Authored by: Paul J. Sowell, Esq.
With the recent volatility in the economy and markets, wealth advisers have been preaching to trustees the need to have well defined investment protocols which fully address risk. On the flip side of the coin, it is incumbent on trust beneficiaries to fully understand what actions have been taken by their trustee in managing their trust account and to only sign off on such actions after thoughtful reflection and professional advice.
A recent example of this need for vigilance is the Matter of HSBC Bank U.S.A., 2010 N.Y. App. Div. LEXIS 1120. In this case, a bank acquired by HSBC Bank U.S.A. served as the trustee of a trust holding a concentrated position in Corning Glass Works stock, which was authorized by the terms of the Trust document. Upon the settling of the trustee’s account, an informal accounting of the trust was sent to the trust beneficiaries’ attorney along with receipt and releases. The accounting revealed a significant decrease in value of the Corning Glass Works Stock.. The beneficiaries’ attorney forwarded the release to the beneficiaries and the beneficiaries signed their releases, which provided that HSBC was forever absolved of all liability for the handling of trust assets.

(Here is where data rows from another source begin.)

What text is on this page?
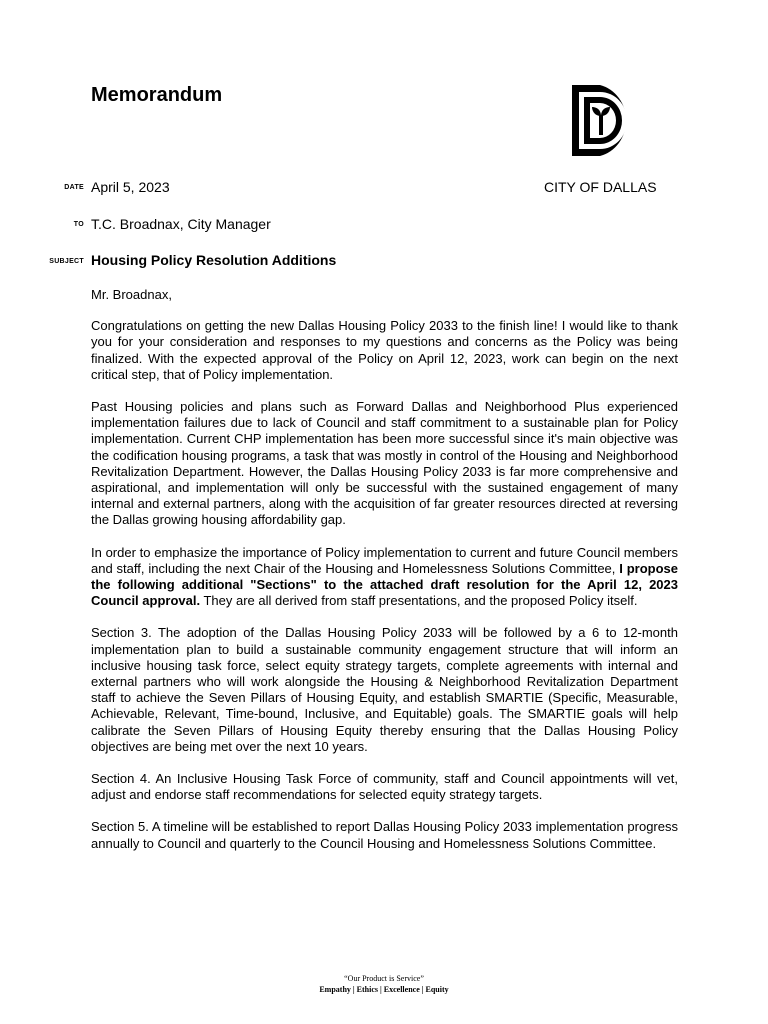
Memorandum
DATE April 5, 2023	CITY OF DALLAS
TO T.C. Broadnax, City Manager
SUBJECT Housing Policy Resolution Additions

Mr. Broadnax,

Congratulations on getting the new Dallas Housing Policy 2033 to the finish line! I would like to thank you for your consideration and responses to my questions and concerns as the Policy was being finalized. With the expected approval of the Policy on April 12, 2023, work can begin on the next critical step, that of Policy implementation.

Past Housing policies and plans such as Forward Dallas and Neighborhood Plus experienced implementation failures due to lack of Council and staff commitment to a sustainable plan for Policy implementation. Current CHP implementation has been more successful since it's main objective was the codification housing programs, a task that was mostly in control of the Housing and Neighborhood Revitalization Department. However, the Dallas Housing Policy 2033 is far more comprehensive and aspirational, and implementation will only be successful with the sustained engagement of many internal and external partners, along with the acquisition of far greater resources directed at reversing the Dallas growing housing affordability gap.

In order to emphasize the importance of Policy implementation to current and future Council members and staff, including the next Chair of the Housing and Homelessness Solutions Committee, I propose the following additional "Sections" to the attached draft resolution for the April 12, 2023 Council approval. They are all derived from staff presentations, and the proposed Policy itself.

Section 3. The adoption of the Dallas Housing Policy 2033 will be followed by a 6 to 12-month implementation plan to build a sustainable community engagement structure that will inform an inclusive housing task force, select equity strategy targets, complete agreements with internal and external partners who will work alongside the Housing & Neighborhood Revitalization Department staff to achieve the Seven Pillars of Housing Equity, and establish SMARTIE (Specific, Measurable, Achievable, Relevant, Time-bound, Inclusive, and Equitable) goals. The SMARTIE goals will help calibrate the Seven Pillars of Housing Equity thereby ensuring that the Dallas Housing Policy objectives are being met over the next 10 years.

Section 4. An Inclusive Housing Task Force of community, staff and Council appointments will vet, adjust and endorse staff recommendations for selected equity strategy targets.

Section 5. A timeline will be established to report Dallas Housing Policy 2033 implementation progress annually to Council and quarterly to the Council Housing and Homelessness Solutions Committee.

“Our Product is Service”
Empathy | Ethics | Excellence | Equity
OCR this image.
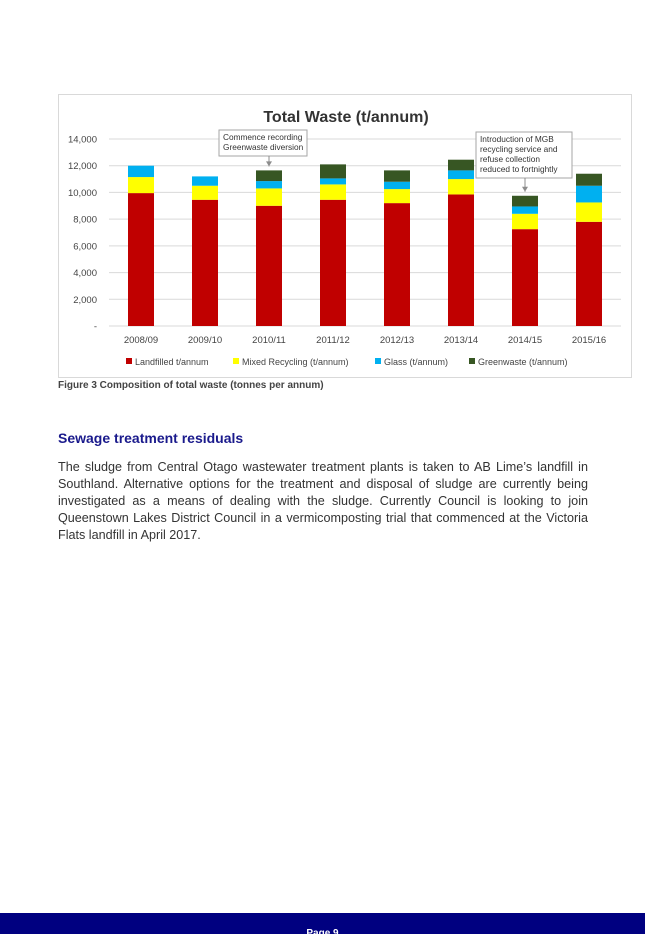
Total Waste (t/annum)
-
2,000
4,000
6,000
8,000
10,000
12,000
14,000
2008/09	2009/10	2010/11	2011/12	2012/13	2013/14	2014/15	2015/16
Commence recording
Greenwaste diversion
Introduction of MGB
recycling service and
refuse collection
reduced to fortnightly
Landfilled t/annum	Mixed Recycling (t/annum)	Glass (t/annum)	Greenwaste (t/annum)
Figure 3 Composition of total waste (tonnes per annum)
Sewage treatment residuals

The sludge from Central Otago wastewater treatment plants is taken to AB Lime’s landfill in Southland. Alternative options for the treatment and disposal of sludge are currently being investigated as a means of dealing with the sludge. Currently Council is looking to join Queenstown Lakes District Council in a vermicomposting trial that commenced at the Victoria Flats landfill in April 2017.

Page 9
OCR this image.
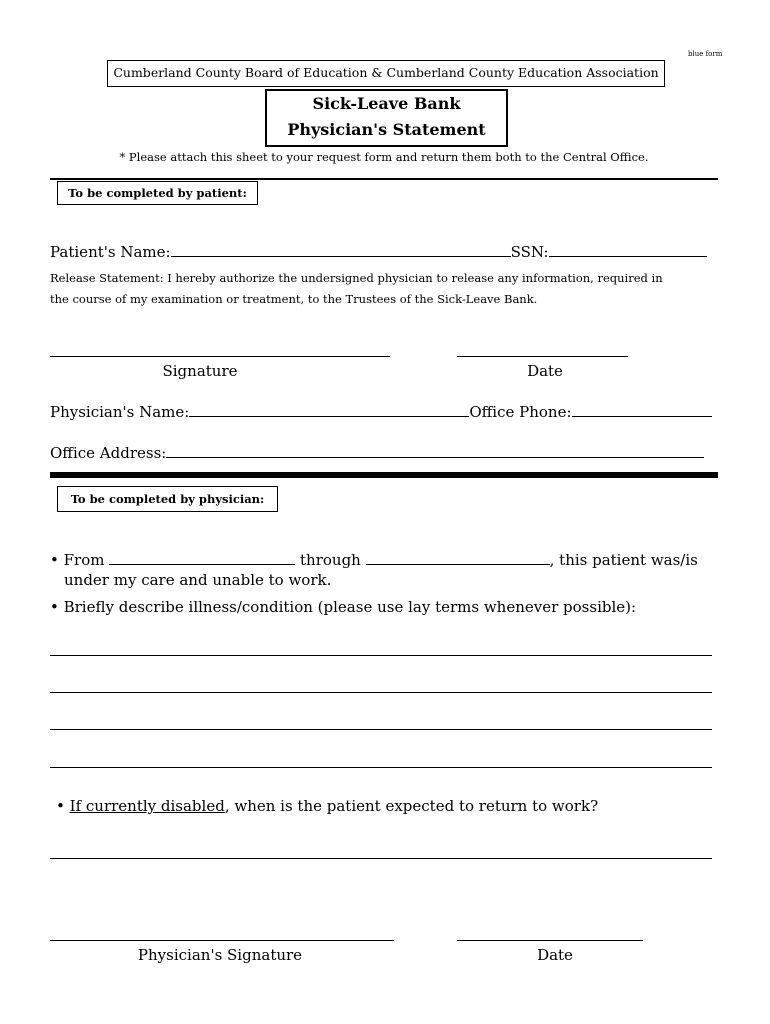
blue form
Cumberland County Board of Education & Cumberland County Education Association
Sick-Leave Bank
Physician's Statement
* Please attach this sheet to your request form and return them both to the Central Office.
To be completed by patient:
Patient's Name:	SSN:
Release Statement: I hereby authorize the undersigned physician to release any information, required in
the course of my examination or treatment, to the Trustees of the Sick-Leave Bank.
Signature	Date
Physician's Name:	Office Phone:
Office Address:
To be completed by physician:
• From	through	, this patient was/is
under my care and unable to work.
• Briefly describe illness/condition (please use lay terms whenever possible):
• If currently disabled, when is the patient expected to return to work?
Physician's Signature	Date
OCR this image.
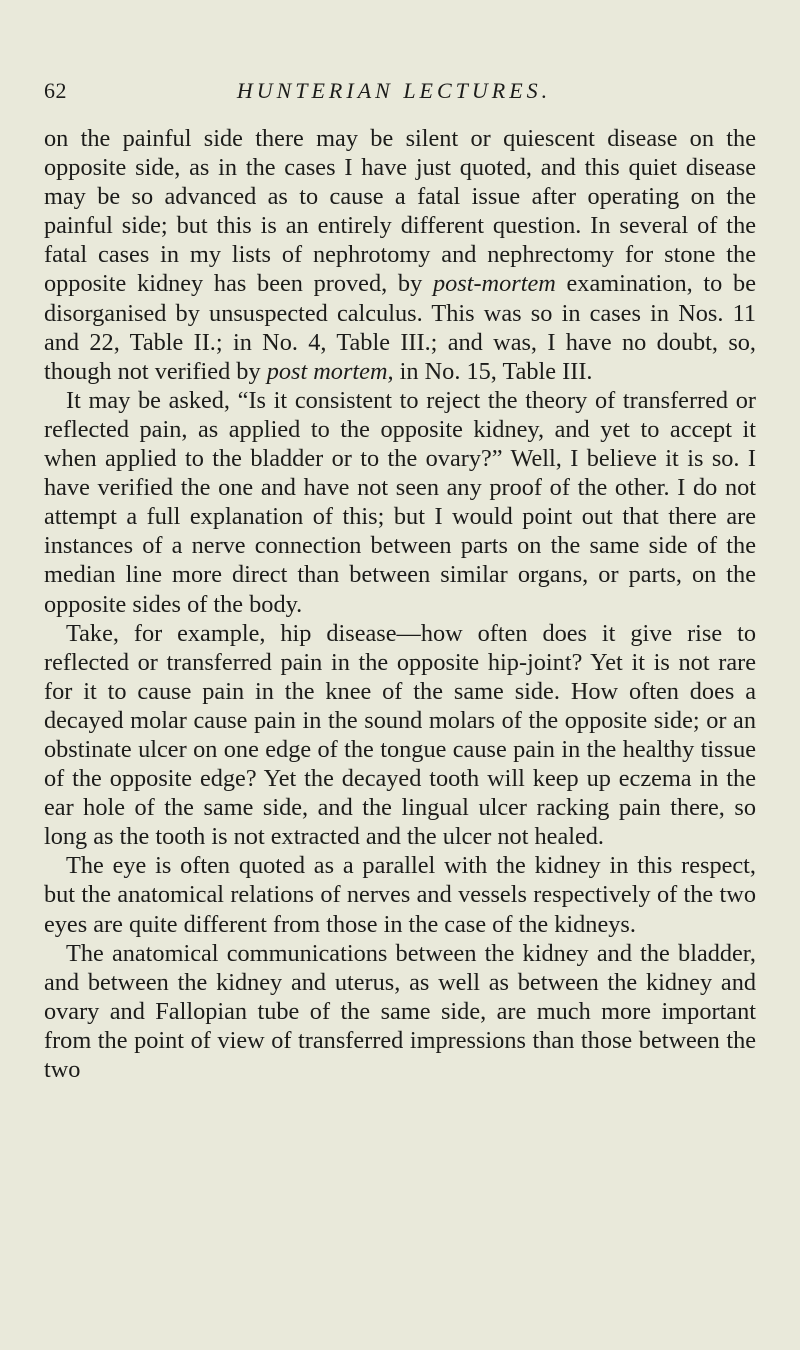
62	HUNTERIAN LECTURES.

on the painful side there may be silent or quiescent disease on the opposite side, as in the cases I have just quoted, and this quiet disease may be so advanced as to cause a fatal issue after operating on the painful side; but this is an entirely different question. In several of the fatal cases in my lists of nephrotomy and nephrectomy for stone the opposite kidney has been proved, by post-mortem examination, to be disorganised by unsuspected calculus. This was so in cases in Nos. 11 and 22, Table II.; in No. 4, Table III.; and was, I have no doubt, so, though not verified by post mortem, in No. 15, Table III.

It may be asked, “Is it consistent to reject the theory of transferred or reflected pain, as applied to the opposite kidney, and yet to accept it when applied to the bladder or to the ovary?” Well, I believe it is so. I have verified the one and have not seen any proof of the other. I do not attempt a full explanation of this; but I would point out that there are instances of a nerve connection between parts on the same side of the median line more direct than between similar organs, or parts, on the opposite sides of the body.

Take, for example, hip disease—how often does it give rise to reflected or transferred pain in the opposite hip-joint? Yet it is not rare for it to cause pain in the knee of the same side. How often does a decayed molar cause pain in the sound molars of the opposite side; or an obstinate ulcer on one edge of the tongue cause pain in the healthy tissue of the opposite edge? Yet the decayed tooth will keep up eczema in the ear hole of the same side, and the lingual ulcer racking pain there, so long as the tooth is not extracted and the ulcer not healed.

The eye is often quoted as a parallel with the kidney in this respect, but the anatomical relations of nerves and vessels respectively of the two eyes are quite different from those in the case of the kidneys.

The anatomical communications between the kidney and the bladder, and between the kidney and uterus, as well as between the kidney and ovary and Fallopian tube of the same side, are much more important from the point of view of transferred impressions than those between the two
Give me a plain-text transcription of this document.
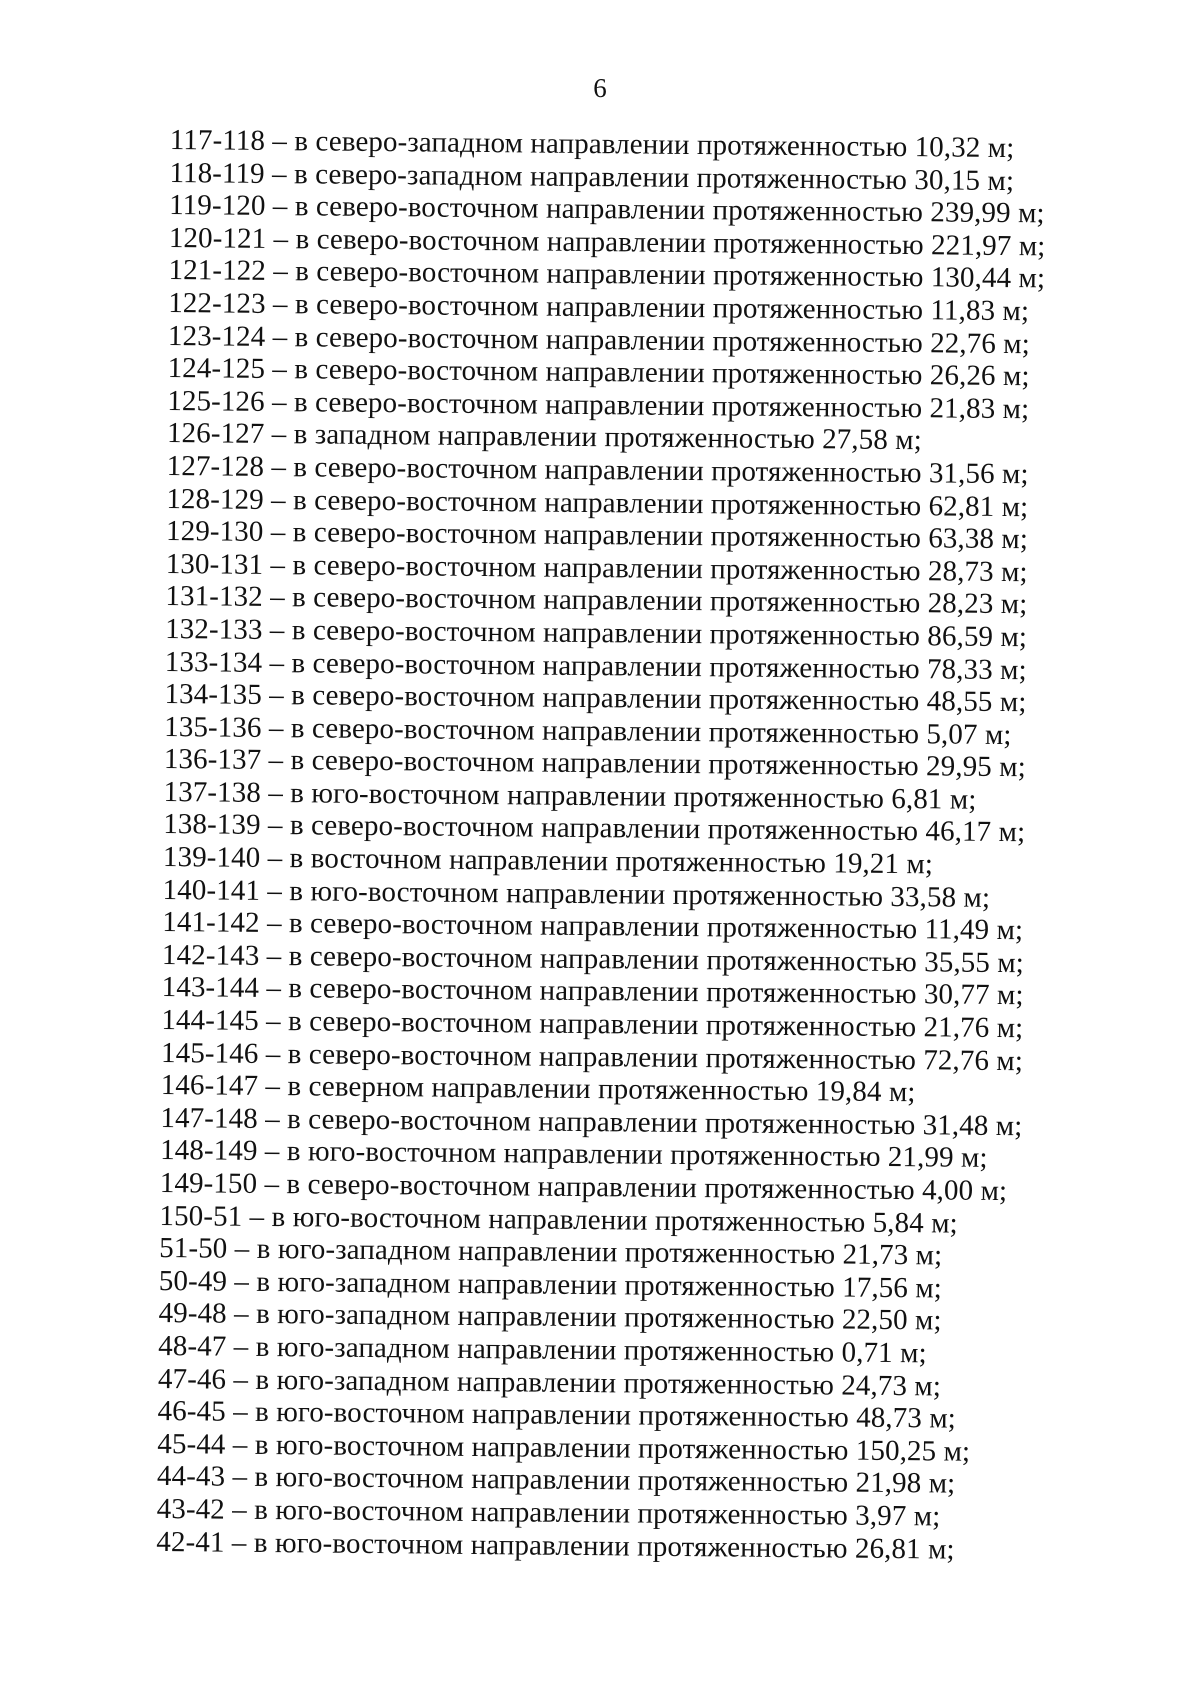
6
117-118 – в северо-западном направлении протяженностью 10,32 м;
118-119 – в северо-западном направлении протяженностью 30,15 м;
119-120 – в северо-восточном направлении протяженностью 239,99 м;
120-121 – в северо-восточном направлении протяженностью 221,97 м;
121-122 – в северо-восточном направлении протяженностью 130,44 м;
122-123 – в северо-восточном направлении протяженностью 11,83 м;
123-124 – в северо-восточном направлении протяженностью 22,76 м;
124-125 – в северо-восточном направлении протяженностью 26,26 м;
125-126 – в северо-восточном направлении протяженностью 21,83 м;
126-127 – в западном направлении протяженностью 27,58 м;
127-128 – в северо-восточном направлении протяженностью 31,56 м;
128-129 – в северо-восточном направлении протяженностью 62,81 м;
129-130 – в северо-восточном направлении протяженностью 63,38 м;
130-131 – в северо-восточном направлении протяженностью 28,73 м;
131-132 – в северо-восточном направлении протяженностью 28,23 м;
132-133 – в северо-восточном направлении протяженностью 86,59 м;
133-134 – в северо-восточном направлении протяженностью 78,33 м;
134-135 – в северо-восточном направлении протяженностью 48,55 м;
135-136 – в северо-восточном направлении протяженностью 5,07 м;
136-137 – в северо-восточном направлении протяженностью 29,95 м;
137-138 – в юго-восточном направлении протяженностью 6,81 м;
138-139 – в северо-восточном направлении протяженностью 46,17 м;
139-140 – в восточном направлении протяженностью 19,21 м;
140-141 – в юго-восточном направлении протяженностью 33,58 м;
141-142 – в северо-восточном направлении протяженностью 11,49 м;
142-143 – в северо-восточном направлении протяженностью 35,55 м;
143-144 – в северо-восточном направлении протяженностью 30,77 м;
144-145 – в северо-восточном направлении протяженностью 21,76 м;
145-146 – в северо-восточном направлении протяженностью 72,76 м;
146-147 – в северном направлении протяженностью 19,84 м;
147-148 – в северо-восточном направлении протяженностью 31,48 м;
148-149 – в юго-восточном направлении протяженностью 21,99 м;
149-150 – в северо-восточном направлении протяженностью 4,00 м;
150-51 – в юго-восточном направлении протяженностью 5,84 м;
51-50 – в юго-западном направлении протяженностью 21,73 м;
50-49 – в юго-западном направлении протяженностью 17,56 м;
49-48 – в юго-западном направлении протяженностью 22,50 м;
48-47 – в юго-западном направлении протяженностью 0,71 м;
47-46 – в юго-западном направлении протяженностью 24,73 м;
46-45 – в юго-восточном направлении протяженностью 48,73 м;
45-44 – в юго-восточном направлении протяженностью 150,25 м;
44-43 – в юго-восточном направлении протяженностью 21,98 м;
43-42 – в юго-восточном направлении протяженностью 3,97 м;
42-41 – в юго-восточном направлении протяженностью 26,81 м;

The beneficiaries later sued the trustee and their own attorney three years after signing the releases alleging that the trustee and the attorney failed to disclose the legal effect of their signing of the releases. The Surrogate’s Court dismissed the petition, and the Appellate Division affirmed based on the failure of the beneficiaries to allege facts supporting the claim of misrepresentation, and because the legal malpractice claim was barred by the statute of limitations. Importantly, the court noted that the trustee “fulfilled its fiduciary duty by providing petitioners with a full accounting of the trust, and [the beneficiaries] failed to object to the accounting and executed releases waiving their rights against HSBC.” This case reiterates the importance of trust beneficiaries carefully scrutinizing a trustee’s action and not willingly signing a receipt and release if there are objectionable items in the trustee’s accounting.